Estimating chemical concentrations from compressed hyperspectral images

In this paper we derive two algorithms for estimating concentrations of a known chemical compound from compressed measurements of a hyperspectral image (HSI). It is assumed that each resolved pixel in a scene contains a chemical of known spectral signature, at an unknown concentration. The problem is to estimate the concentration directly from the compressed measurements. Estimated concentrations are either displayed or used as detection scores in a threshold test for presence or absence of chemical. In the first algorithm we use matched filtering and l(1) regularization to extract an image of concentrations, directly from compressed data. In the second we model the image of concentrations in a fixed-resolution subspace of the 2D Haar wavelet domain, estimate its parameters in this space, and reconstruct the image of concentrations at a macro-pixel resolution. We evaluate our algorithms by applying them to several long-wave infrared (LWIR) HSI data sets, either synthetically generated or recorded by Physical Sciences Inc. Synthetically-generated data is compressed with a mathematically-defined linear compressor; real HSI data is compressed with PSI's Digital Micromirror Device (DMD), which is a physical implementation of a mathematically-defined compressor; Fabry-Perot data is raw HSI data recorded by PSI, which is then compressed with a mathematically-defined compressor.

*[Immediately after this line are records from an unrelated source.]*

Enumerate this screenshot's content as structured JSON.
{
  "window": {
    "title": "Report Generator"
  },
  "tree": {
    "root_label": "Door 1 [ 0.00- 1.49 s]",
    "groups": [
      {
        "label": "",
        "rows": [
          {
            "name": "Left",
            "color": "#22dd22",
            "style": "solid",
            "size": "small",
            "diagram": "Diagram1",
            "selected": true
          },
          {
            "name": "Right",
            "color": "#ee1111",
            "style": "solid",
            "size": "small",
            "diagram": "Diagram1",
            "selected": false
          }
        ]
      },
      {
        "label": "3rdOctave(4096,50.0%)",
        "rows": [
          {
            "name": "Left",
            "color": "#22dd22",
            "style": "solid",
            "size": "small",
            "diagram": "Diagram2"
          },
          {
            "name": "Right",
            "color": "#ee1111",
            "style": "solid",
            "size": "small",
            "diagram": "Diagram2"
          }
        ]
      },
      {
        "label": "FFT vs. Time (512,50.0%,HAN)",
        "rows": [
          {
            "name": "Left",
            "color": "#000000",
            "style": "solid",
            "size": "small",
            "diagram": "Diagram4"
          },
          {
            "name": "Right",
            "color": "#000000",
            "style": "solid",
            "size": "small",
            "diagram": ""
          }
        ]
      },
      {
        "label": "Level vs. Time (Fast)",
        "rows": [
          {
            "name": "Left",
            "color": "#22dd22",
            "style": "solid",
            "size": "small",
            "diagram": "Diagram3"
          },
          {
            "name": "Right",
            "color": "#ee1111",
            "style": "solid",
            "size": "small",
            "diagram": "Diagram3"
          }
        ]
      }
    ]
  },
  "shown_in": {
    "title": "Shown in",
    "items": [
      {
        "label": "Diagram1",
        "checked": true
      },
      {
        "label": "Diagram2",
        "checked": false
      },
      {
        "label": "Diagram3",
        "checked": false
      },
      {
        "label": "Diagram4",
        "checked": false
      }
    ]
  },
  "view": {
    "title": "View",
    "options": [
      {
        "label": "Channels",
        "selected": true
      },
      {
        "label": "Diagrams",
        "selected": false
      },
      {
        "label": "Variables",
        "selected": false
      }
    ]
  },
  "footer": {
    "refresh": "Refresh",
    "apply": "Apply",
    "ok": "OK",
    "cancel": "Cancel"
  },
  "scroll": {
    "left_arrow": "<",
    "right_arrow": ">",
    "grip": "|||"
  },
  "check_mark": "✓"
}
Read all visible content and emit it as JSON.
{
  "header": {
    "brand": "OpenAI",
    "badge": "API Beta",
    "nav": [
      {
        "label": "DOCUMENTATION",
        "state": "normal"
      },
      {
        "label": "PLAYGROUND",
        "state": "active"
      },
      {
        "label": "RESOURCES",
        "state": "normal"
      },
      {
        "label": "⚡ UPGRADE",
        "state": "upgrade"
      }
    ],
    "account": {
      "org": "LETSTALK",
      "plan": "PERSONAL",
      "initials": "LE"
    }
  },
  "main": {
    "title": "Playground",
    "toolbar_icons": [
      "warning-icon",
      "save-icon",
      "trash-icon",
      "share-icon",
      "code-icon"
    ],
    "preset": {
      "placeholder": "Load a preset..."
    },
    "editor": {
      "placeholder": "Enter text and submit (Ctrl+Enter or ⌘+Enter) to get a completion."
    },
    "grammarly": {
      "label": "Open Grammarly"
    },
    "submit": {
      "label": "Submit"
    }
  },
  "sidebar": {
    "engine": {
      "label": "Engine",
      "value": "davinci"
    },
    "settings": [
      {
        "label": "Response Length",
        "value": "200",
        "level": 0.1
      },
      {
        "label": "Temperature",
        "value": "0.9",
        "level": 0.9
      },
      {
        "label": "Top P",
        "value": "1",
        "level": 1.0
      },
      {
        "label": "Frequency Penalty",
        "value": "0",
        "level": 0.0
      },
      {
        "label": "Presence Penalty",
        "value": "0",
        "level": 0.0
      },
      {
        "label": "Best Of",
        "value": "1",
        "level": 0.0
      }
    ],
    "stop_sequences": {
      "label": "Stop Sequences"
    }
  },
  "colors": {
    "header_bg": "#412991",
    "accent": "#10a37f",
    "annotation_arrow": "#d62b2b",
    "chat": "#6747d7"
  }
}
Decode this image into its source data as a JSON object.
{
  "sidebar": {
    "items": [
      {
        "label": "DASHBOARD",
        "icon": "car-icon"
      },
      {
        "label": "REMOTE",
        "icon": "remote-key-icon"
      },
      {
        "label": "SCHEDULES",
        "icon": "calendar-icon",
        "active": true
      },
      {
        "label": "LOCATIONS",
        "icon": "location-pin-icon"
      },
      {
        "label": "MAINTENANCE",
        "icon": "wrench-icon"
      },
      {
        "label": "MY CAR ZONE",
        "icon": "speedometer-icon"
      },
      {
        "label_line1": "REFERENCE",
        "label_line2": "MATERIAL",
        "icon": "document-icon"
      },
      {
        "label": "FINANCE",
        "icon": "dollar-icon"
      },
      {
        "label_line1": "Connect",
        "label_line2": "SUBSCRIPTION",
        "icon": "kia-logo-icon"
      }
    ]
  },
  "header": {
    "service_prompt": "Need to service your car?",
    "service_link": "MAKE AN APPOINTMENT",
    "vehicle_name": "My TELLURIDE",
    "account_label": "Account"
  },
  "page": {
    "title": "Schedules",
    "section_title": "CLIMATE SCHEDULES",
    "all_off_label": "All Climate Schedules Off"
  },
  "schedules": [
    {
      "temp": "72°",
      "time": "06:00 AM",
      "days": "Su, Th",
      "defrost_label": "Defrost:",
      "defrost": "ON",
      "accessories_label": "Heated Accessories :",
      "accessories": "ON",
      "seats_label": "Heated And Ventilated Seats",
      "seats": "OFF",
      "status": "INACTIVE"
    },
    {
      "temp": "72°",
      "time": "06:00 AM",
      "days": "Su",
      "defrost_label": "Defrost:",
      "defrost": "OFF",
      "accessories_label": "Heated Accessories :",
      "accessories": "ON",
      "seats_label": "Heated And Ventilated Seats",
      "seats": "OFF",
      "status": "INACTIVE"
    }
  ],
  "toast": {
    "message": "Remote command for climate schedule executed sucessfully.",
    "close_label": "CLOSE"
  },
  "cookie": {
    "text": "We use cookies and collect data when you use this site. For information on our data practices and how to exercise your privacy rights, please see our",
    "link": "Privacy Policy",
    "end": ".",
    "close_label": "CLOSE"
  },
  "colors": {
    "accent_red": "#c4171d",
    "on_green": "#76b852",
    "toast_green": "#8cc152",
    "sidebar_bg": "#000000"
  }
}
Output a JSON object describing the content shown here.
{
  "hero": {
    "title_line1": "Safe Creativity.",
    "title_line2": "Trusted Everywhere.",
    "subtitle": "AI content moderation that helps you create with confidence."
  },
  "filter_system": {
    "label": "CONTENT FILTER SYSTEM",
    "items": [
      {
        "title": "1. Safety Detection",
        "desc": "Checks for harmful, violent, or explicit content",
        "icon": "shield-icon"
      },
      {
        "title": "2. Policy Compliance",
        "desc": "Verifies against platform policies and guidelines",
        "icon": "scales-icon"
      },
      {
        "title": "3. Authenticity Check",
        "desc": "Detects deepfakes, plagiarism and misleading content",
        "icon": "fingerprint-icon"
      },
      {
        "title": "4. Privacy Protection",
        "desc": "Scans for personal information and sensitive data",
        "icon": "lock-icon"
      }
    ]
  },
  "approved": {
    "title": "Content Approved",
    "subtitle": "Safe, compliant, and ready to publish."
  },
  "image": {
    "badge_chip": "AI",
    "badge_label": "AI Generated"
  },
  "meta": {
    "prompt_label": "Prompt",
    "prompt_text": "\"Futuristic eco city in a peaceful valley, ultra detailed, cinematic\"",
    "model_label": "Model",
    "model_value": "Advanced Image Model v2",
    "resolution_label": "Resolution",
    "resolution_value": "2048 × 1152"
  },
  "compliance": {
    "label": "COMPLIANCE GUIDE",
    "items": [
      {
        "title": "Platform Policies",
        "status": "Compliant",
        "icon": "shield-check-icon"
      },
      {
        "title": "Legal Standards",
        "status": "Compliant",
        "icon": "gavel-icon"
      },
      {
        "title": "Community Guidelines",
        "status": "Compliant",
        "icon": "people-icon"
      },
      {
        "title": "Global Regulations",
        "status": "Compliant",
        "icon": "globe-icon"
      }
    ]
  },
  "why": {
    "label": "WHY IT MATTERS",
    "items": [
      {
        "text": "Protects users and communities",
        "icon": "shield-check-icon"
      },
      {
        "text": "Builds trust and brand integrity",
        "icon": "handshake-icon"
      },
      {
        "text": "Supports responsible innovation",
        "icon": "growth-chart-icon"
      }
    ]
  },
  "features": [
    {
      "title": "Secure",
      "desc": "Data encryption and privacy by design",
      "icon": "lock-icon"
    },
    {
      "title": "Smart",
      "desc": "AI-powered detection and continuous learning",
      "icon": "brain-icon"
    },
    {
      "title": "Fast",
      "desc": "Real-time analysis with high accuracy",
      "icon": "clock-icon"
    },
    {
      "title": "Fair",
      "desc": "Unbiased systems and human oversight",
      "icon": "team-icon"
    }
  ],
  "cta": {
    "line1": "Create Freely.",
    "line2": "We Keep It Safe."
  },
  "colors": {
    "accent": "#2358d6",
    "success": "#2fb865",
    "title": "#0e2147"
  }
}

We demonstrate for these data sets that estimating concentrations through matched filtering and l(1) inversion of compressed measurements yields detection performance that is as good as previously proposed methods that first reconstruct a hyperspectral data cube from compressed data, and then estimate or detect chemical concentrations. The proposed methods save on memory and computation. We demonstrate that detection performance is maintained when resolving concentration maps at a lower resolution, so long as the resolution is not too low.